TOP TIP: when looking at the saddles, the way they should look generally is the low E saddle is further back, the A moves forward, the D is forward of the A, and the G saddle drops back again because it is thicker than the core wire of the D, then the B moves forward and the high E moves forward of the B. So, you have 3 at an angle and 3 at an angle, so if you have saddles that are out of that orientation, it’s a good indicator that the guitar might need to be intonated.
Question: the saddle on my squier strat lifts when I bend a string so the notes are out of tune can I put a block in the saddle?
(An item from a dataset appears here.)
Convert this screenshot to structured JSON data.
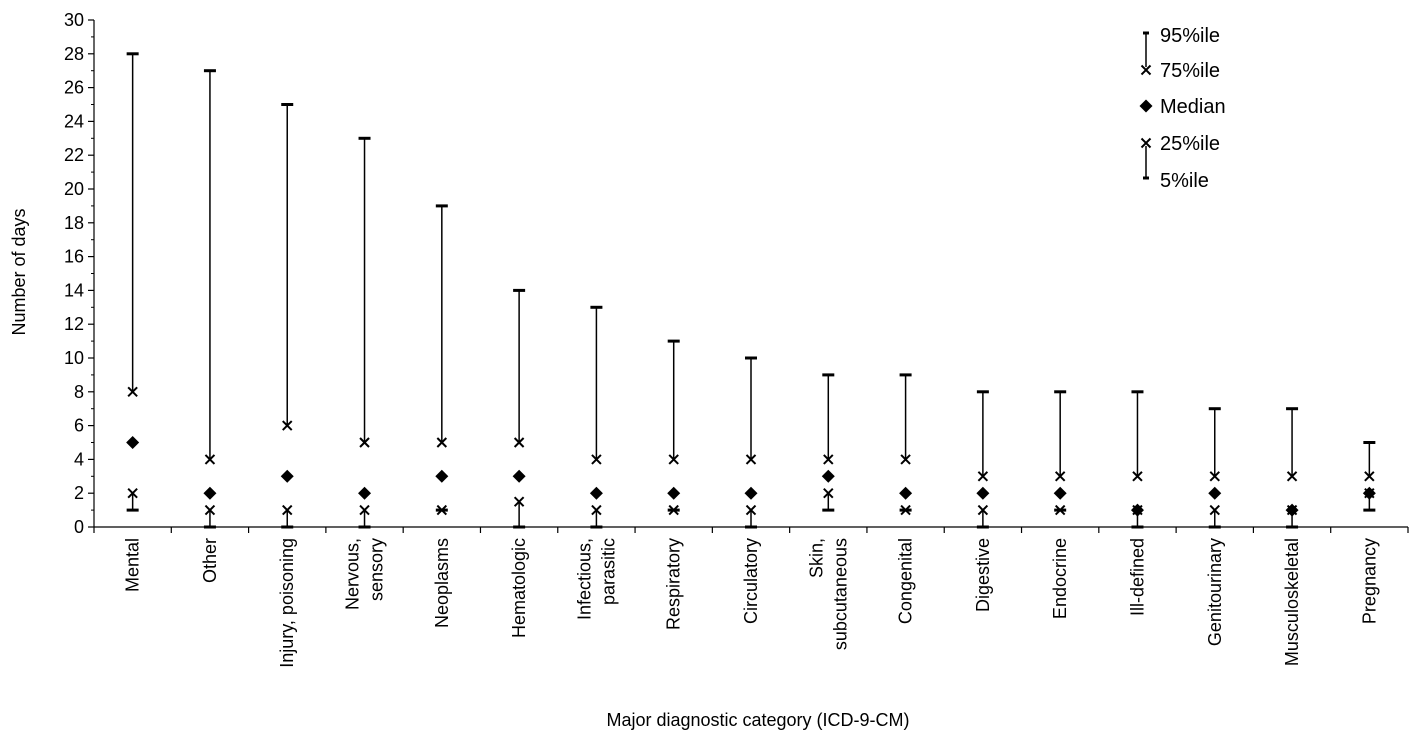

Answer: Yes you can, however, the main reason is that the tremolo setup is wrong! quite simply, and you can adjust the tremolo setup yourself, let’s take a look at how you can do it: You can either have it flat to the body or have it floating, and there is a range in between, so, if you don’t want to use it, then remove the back cover and tighten the claw until it pulls the tremolo flat to the body, then re-tune to pitch, now bend your strings as in the normal playing position, and see if the tremolo starts to lift if it does, then you need to loosen the 6 screws at the front of the plate by 1 turn, at this point, you should see some clearance between the plate and the bottom of the screw head, this is normal. now re-tune to pitch, and bend your strings as normal, once the tremolo does not move, you are good to go, this may take a bit of repetition as you may have to adjust the claw screws again. Just remember that the string tension is pulling against the spring tension. Now, if you still want to use the tremolo, just for “dives” then again do the adjustments mentioned earlier keeping the tremolo flat to the body, this will incur loosening the claw screws…If you are not happy doing it yourself then as always take it to your local guitar tech.